It went down as the great blue jean and beer shortage of March, 2012. The northern Ontario town of Sault Ste. Marie had landed the CARHA Hockey World Cup, a prestigious international amateur hockey tournament. Hundreds of athletes, young and old from around the world, packed the town. And the Russian visitors went straight for the blue jeans, emptying shelves in short order. Everyone was happy, residents got to watch international hockey free of charge, and cash registers all around town overflowed. // It was a win-win in the best possible way. That’s the impact sport tourism can have, and the reason more organizations and municipalities are getting into the game.
“It was the single largest sporting event ever held in the north,” says Stephen Hollingshead, coordinator, special projects and sports tourism, Tourism Sault Ste. Marie, of the event that provided $9 million in economic activity. “I think it turned our world upside down for the good.”
Abbotsford, B.C., just nailed the winning bid for the 2015 World Baton Twirling Federation International Cup. Baton twirling might sound like child’s play to some, but, according to Yvonne Hayden, the city’s business development director, it comes with a decidedly adult economic impact.
“There are 900 to 1,000 athletes and families coming and we’ve had to book every hotel in our community,” says Hayden. “The spinoff for restaurants, food stores, you name it. The trickle down is huge.”
During the past decade, a series of worst-case scenarios added up to a perfect storm of trouble for Canadian tourism. It was a downturn of epic proportion from which the industry is still recovering. First there was 9/11, followed in short order by SARS, a soaring Canadian dollar, increased U.S. border security, mad cow disease and H1N1. While international tourism, especially from south of the border, slowed to a trickle, one sector actually showed remarkable growth in the face of such adversity: sport tourism.
Sport tourism, as defined by the Canadian Sport Tourism Alliance (CSTA), is any activity that attracts people to a particular location either as a sport event participant, an event spectator, or to attend sport attractions or business meetings.

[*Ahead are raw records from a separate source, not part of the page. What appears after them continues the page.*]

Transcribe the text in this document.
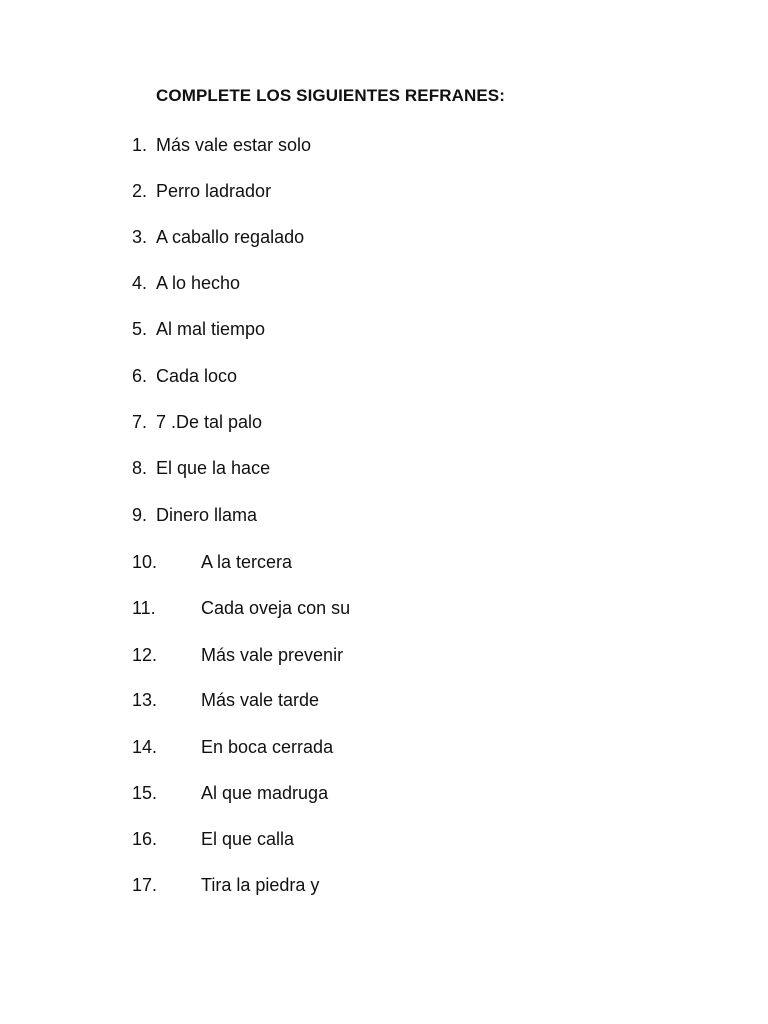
COMPLETE LOS SIGUIENTES REFRANES:
1. Más vale estar solo
2. Perro ladrador
3. A caballo regalado
4. A lo hecho
5. Al mal tiempo
6. Cada loco
7. 7 .De tal palo
8. El que la hace
9. Dinero llama
10. A la tercera
11.	Cada oveja con su
12. Más vale prevenir
13. Más vale tarde
14. En boca cerrada
15. Al que madruga
16. El que calla
17. Tira la piedra y
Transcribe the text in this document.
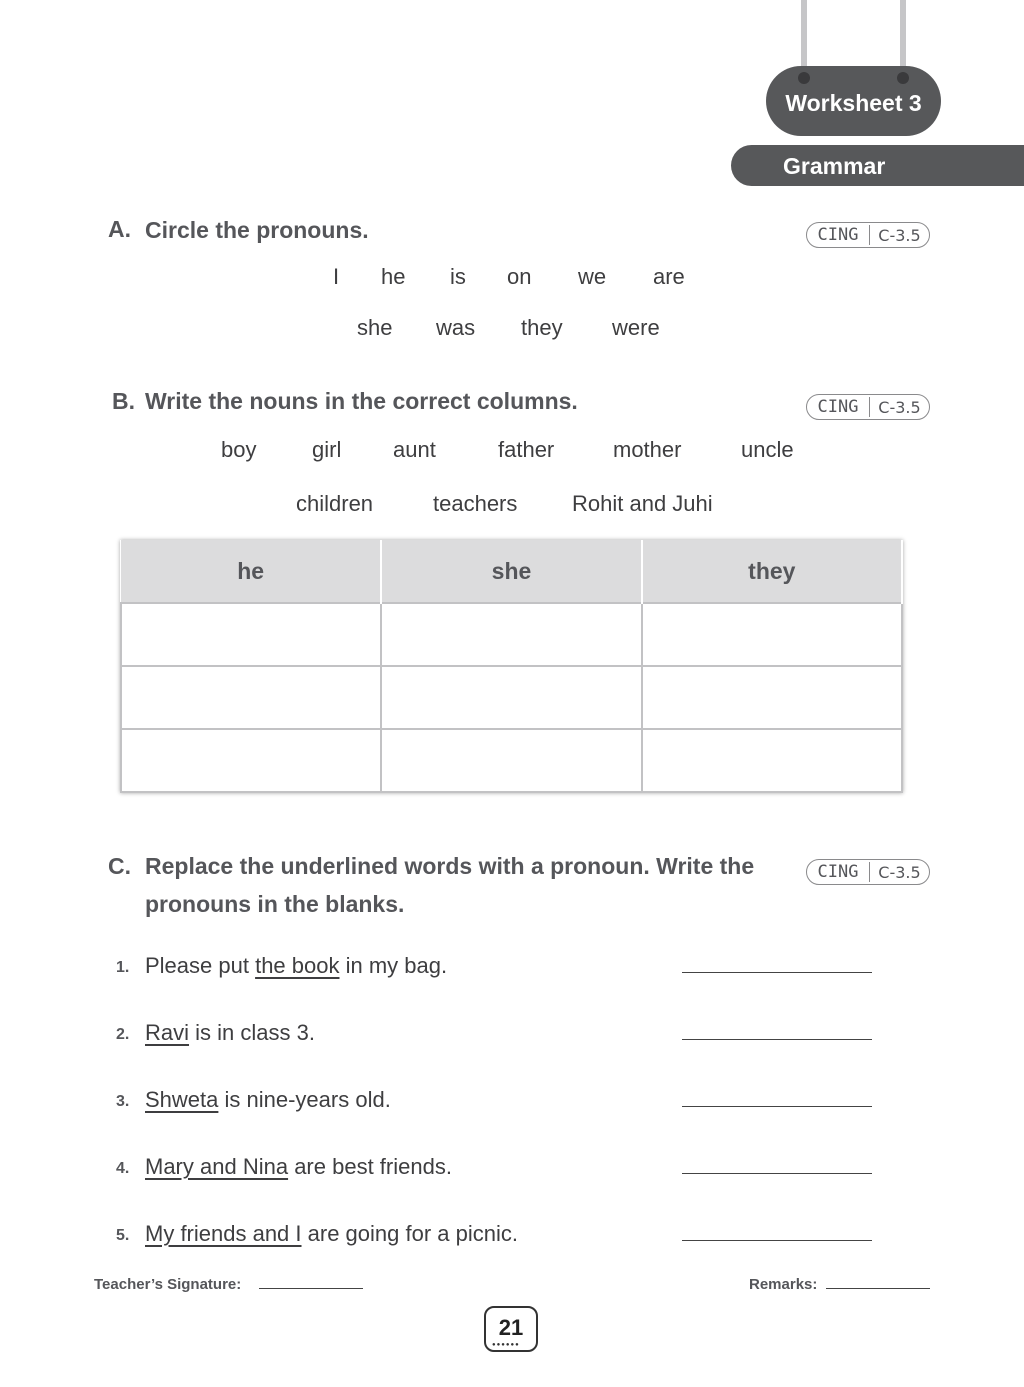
Worksheet 3
Grammar
A. Circle the pronouns.	CING	C-3.5
I he is on we are
she was they were
B. Write the nouns in the correct columns.	CING	C-3.5
boy	girl aunt	father	mother	uncle
children	teachers Rohit and Juhi
he	she	they

C. Replace the underlined words with a pronoun. Write the
pronouns in the blanks.
CING	C-3.5
1. Please put the book in my bag.
2. Ravi is in class 3.
3. Shweta is nine-years old.
4. Mary and Nina are best friends.
5. My friends and I are going for a picnic.
Teacher’s Signature:	Remarks:
21
●●●●●●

“This industry segment has really remained strong and has become a stabilizing factor within the tourism industry, especially during those times of volatility,” says Rick Traer, CEO of the CSTA. “It’s amazing how far the industry has come in 10 short years. Even 15 years ago, the phrase sport tourism didn’t really exist in the lexicon. Now, it’s really become a kind of buzz phrase.”
Leduc, Alberta, is another early adopter of sport tourism and parlayed its new sports facilities into an economic goldmine. Over the last few years, the small city has hosted a myriad of sporting events – from the Wild Rose Figure Skating Invitation in 2011, to the 2013 U21 Women’s National Fast Pitch & Western Canadian Women’s U21 Fast Pitch.

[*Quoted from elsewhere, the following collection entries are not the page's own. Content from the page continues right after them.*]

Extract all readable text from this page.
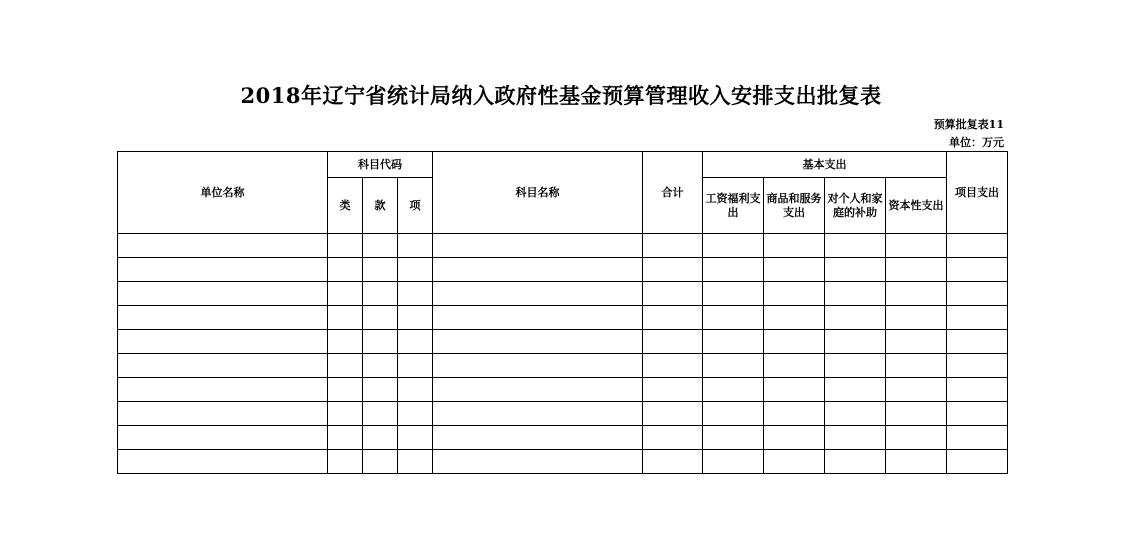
2018年辽宁省统计局纳入政府性基金预算管理收入安排支出批复表
预算批复表11
单位：万元
单位名称	科目代码			科目名称	合计	基本支出				项目支出
	类	款	项			工资福利支出	商品和服务支出	对个人和家庭的补助	资本性支出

“We had never ran a field house before, and we were really concerned,” says Jim Jones, sport and agricultural tourism coordinator for the city of Leduc. “We felt we needed to build an identity and we started promoting sports tourism. We took a shotgun approach and just went after any sport, any time. But we’ve had such an outpouring of groups that want to use our facility that we’ve had to limit what we do now.”

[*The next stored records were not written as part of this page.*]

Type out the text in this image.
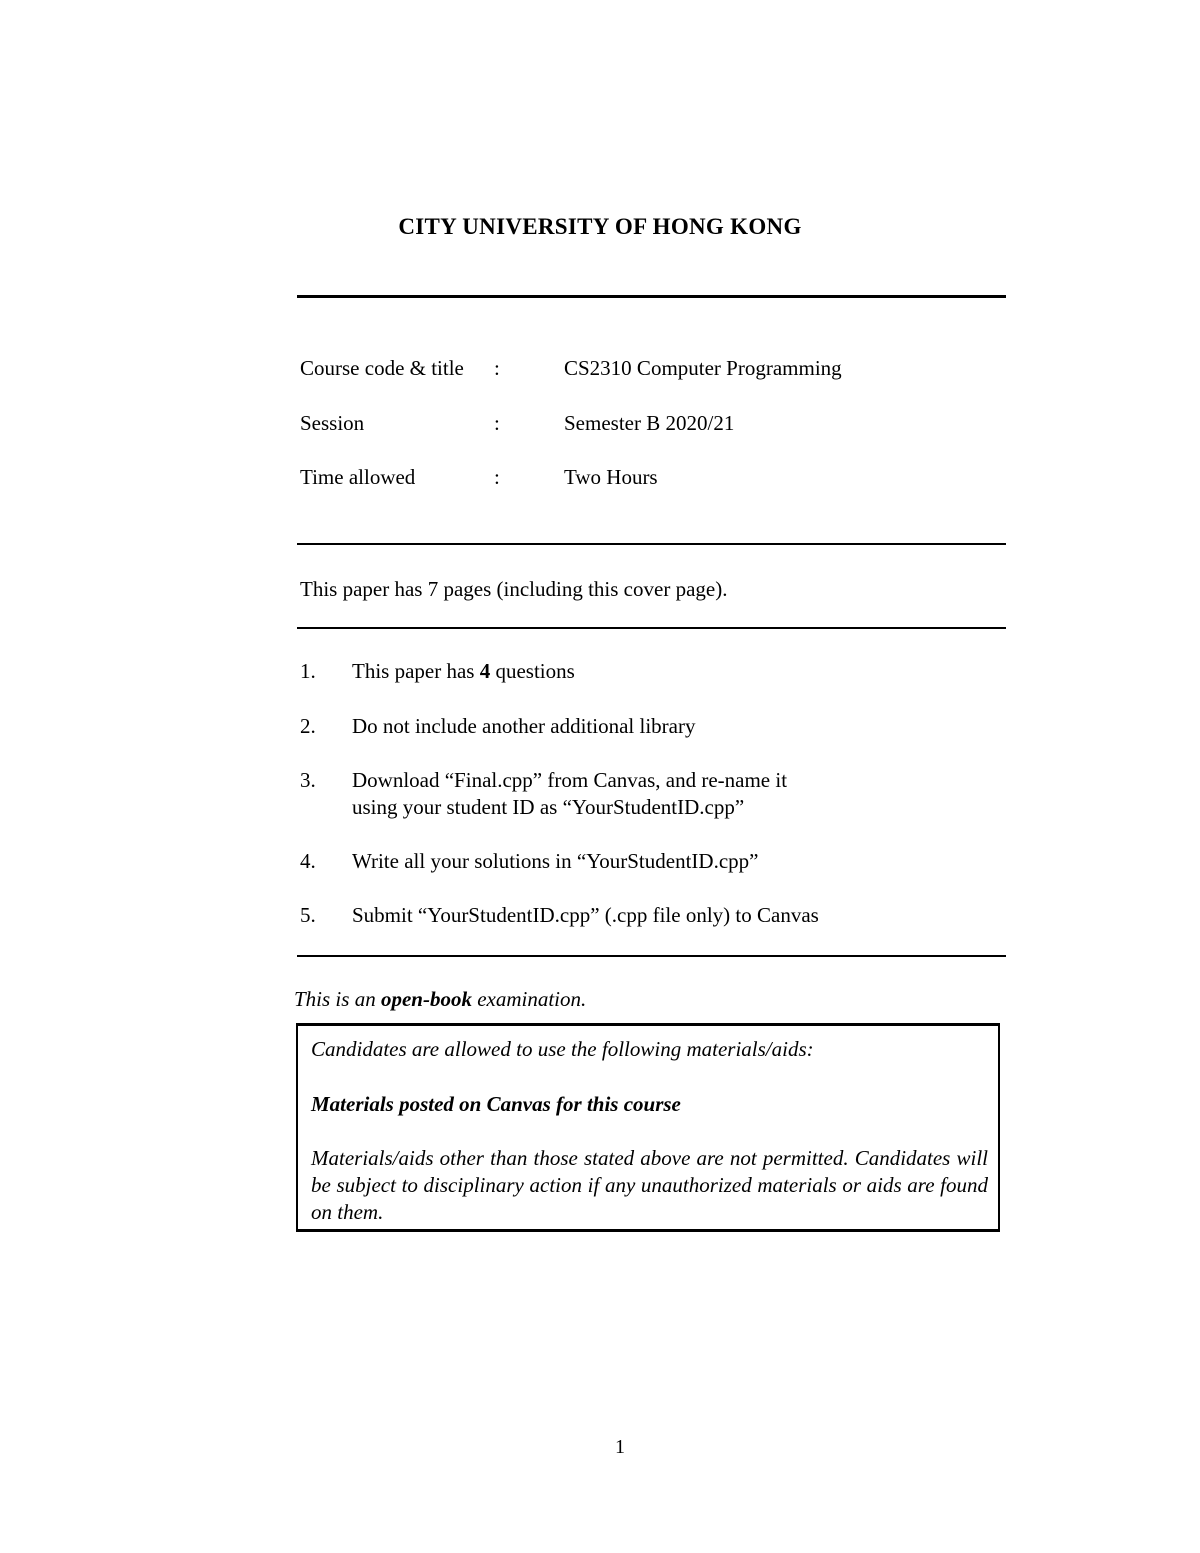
CITY UNIVERSITY OF HONG KONG
Course code & title :	CS2310 Computer Programming
Session	:	Semester B 2020/21
Time allowed	:	Two Hours
This paper has 7 pages (including this cover page).
1. This paper has 4 questions
2. Do not include another additional library
3. Download “Final.cpp” from Canvas, and re-name it
using your student ID as “YourStudentID.cpp”
4. Write all your solutions in “YourStudentID.cpp”
5. Submit “YourStudentID.cpp” (.cpp file only) to Canvas
This is an open-book examination.
Candidates are allowed to use the following materials/aids:
Materials posted on Canvas for this course
Materials/aids other than those stated above are not permitted. Candidates will be subject to disciplinary action if any unauthorized materials or aids are found on them.
1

Leduc has been very proactive in working with CSTA, and gauging the impact of each event through the Sport Tourism Economic Assessment Model (STEAM) system, developed by CSTA to accurately predict the economic impact of hosting specific events.
“It all comes down to the guest experience. It’s about relationship building,” says Jones. Canadian sport tourism continues to grow as more communities across the country realize the benefit both in economic growth as well as infrastructure.
According to the CSTA, sport tourism spending in Canada hit $3.6 billion in 2010, an increase of 8.8 per cent from 2008. Canada has become so adept at hosting sporting events that it’s fourth in the world after China, Russia and the United Kingdom on the 2013 Global Sports Nation Index. Canada’s standing is thanks, in part, to securing such high-profile international events as the FIFA Women’s World Cup and the Toronto 2015 Pan Am/ Parapan Am Games. The U20 Women’s World Cup in 2014 and FIFA Women’s World Cup in 2015 are expected to generate an estimated $337 million in economic activity.
There are more than enough sporting events to go around beyond these international, marquee events, including national, provincial and regional competitions. And it is more than just economic growth. Sport tourism can also help develop recreational infrastructure and have positive social and community impacts.
“The general level of awareness that communities have now to the power of sport and sporting events from an economic perspective is really driving the industry,” says Traer. “Sport tourism is now one of the fastest growing segments of economic development initiatives at the community level.”